I suggest a full-size page for the response. So you have room for a great LARGE headline. And you have room for a great, emotional image. So you have room for a personal ask. And so you can print any information you already have. The less the donor needs to do, the better.

Your goal should be to move the donor to act, then do everything you can short of signing her check yourself.

But wait!

You’re still not done. Your outer envelope is important. It’s what stands between your amazing appeal and the recycle bin.

Think about how you can stand out. Different color? Different size? Handwriting on it? A teaser?

(My advice: Don’t use a teaser unless you’re absolutely convinced it’s a killer. They telegraph “junk mail” too often.)

Use live stamps (you can get nonprofit stamps. Donors won’t notice or care that they’re not first-class).

You’re still not done – thank you matters

One more thing. Write your thank you letter now.

Now, while you’re immersed in the emotion and message of the appeal. While the reason you’re asking for help is right there, beating in your heart. Pour all of those feelings into a thank you.

Make it personal – one person to one person. No one cares about your board of directors, so don’t write on behalf of anyone. What would you write to a friend who just sent your organization a gift?

Is print worth it?

There’s a reason I’ve been referring mostly to print appeals. That’s because direct mail still outperforms digital – by a mile. It’s easy to think email is free. But you will still be putting time into creating something. And if few people actually read it… that’s wasted time.

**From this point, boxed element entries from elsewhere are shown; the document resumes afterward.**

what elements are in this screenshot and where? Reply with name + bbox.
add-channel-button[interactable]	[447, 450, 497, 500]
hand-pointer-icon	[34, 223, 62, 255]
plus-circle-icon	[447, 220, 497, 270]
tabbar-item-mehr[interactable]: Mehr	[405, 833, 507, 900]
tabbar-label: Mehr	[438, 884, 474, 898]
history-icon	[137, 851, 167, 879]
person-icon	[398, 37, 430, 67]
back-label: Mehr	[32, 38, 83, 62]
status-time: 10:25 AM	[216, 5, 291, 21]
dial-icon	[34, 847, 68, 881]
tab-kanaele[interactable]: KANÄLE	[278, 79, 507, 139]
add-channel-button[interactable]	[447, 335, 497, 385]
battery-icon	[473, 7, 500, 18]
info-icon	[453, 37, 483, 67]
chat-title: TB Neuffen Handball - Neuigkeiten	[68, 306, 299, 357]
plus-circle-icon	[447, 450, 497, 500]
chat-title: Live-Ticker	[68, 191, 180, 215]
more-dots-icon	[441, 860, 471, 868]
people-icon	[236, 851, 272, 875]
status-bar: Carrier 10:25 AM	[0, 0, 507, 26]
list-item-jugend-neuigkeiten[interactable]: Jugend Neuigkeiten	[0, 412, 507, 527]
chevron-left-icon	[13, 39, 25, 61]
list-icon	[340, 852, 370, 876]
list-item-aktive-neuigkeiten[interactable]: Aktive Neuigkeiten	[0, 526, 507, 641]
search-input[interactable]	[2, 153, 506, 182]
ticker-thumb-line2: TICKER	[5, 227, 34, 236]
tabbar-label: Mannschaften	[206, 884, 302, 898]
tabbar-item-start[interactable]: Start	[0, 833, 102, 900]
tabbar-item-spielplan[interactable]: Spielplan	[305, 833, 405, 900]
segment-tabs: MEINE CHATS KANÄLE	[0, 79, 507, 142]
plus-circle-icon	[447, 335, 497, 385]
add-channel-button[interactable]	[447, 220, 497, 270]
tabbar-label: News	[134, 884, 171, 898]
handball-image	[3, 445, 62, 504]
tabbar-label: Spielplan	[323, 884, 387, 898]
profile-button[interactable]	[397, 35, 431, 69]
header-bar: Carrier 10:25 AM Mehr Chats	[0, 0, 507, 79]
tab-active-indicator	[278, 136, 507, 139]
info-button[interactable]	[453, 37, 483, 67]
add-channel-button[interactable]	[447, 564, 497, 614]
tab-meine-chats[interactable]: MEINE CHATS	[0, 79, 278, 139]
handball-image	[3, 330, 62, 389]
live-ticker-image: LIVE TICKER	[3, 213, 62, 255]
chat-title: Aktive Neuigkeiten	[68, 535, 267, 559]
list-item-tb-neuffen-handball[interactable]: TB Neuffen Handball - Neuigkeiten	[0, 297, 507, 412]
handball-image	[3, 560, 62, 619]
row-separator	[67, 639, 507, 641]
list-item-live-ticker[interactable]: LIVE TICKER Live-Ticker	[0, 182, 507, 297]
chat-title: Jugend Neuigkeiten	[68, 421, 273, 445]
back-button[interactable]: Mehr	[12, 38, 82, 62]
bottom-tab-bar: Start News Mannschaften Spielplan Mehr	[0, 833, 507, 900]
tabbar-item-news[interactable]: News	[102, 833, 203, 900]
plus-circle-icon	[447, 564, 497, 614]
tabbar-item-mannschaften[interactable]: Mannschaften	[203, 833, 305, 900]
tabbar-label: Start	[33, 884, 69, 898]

Response rates for direct mail vs email

Email is “cheap” to send, but response rates can’t compare to direct mail. Debora Haskel, writing for IWCO Direct, shares this:

According to the 2018 DMA Response Rate Report, direct mail response rates come in at 9% to a house list and 5% to a prospect list. The 2017 report showed a response rate of 5.1% to a house list and 2.9% to a prospect list, and the average between 2003 and 2015 was 3.6% to a house list and 1.6% to a prospect list. It also runs laps around any other channel, even if you combined the response rates of all of them. For comparison, email has a 1% response rate to a house list and 1% to a prospect list.

But, do you know what’s even better? Use both, together. With the same overall message. (Repetition is a good thing.)

Send an email before your mailing hits, letting people know to look for it. Send a follow up a week after the mail hits to ask people if they saw it. Just keep the communication focused on the same message. The same story. The same ask.

Conclusion

You can write an effective appeal. It’s not all magic and sprinkles. Mostly, an effective appeal is about writing from the heart. And following a few simple and proven guidelines.

It takes practice, but every improvement you make will help.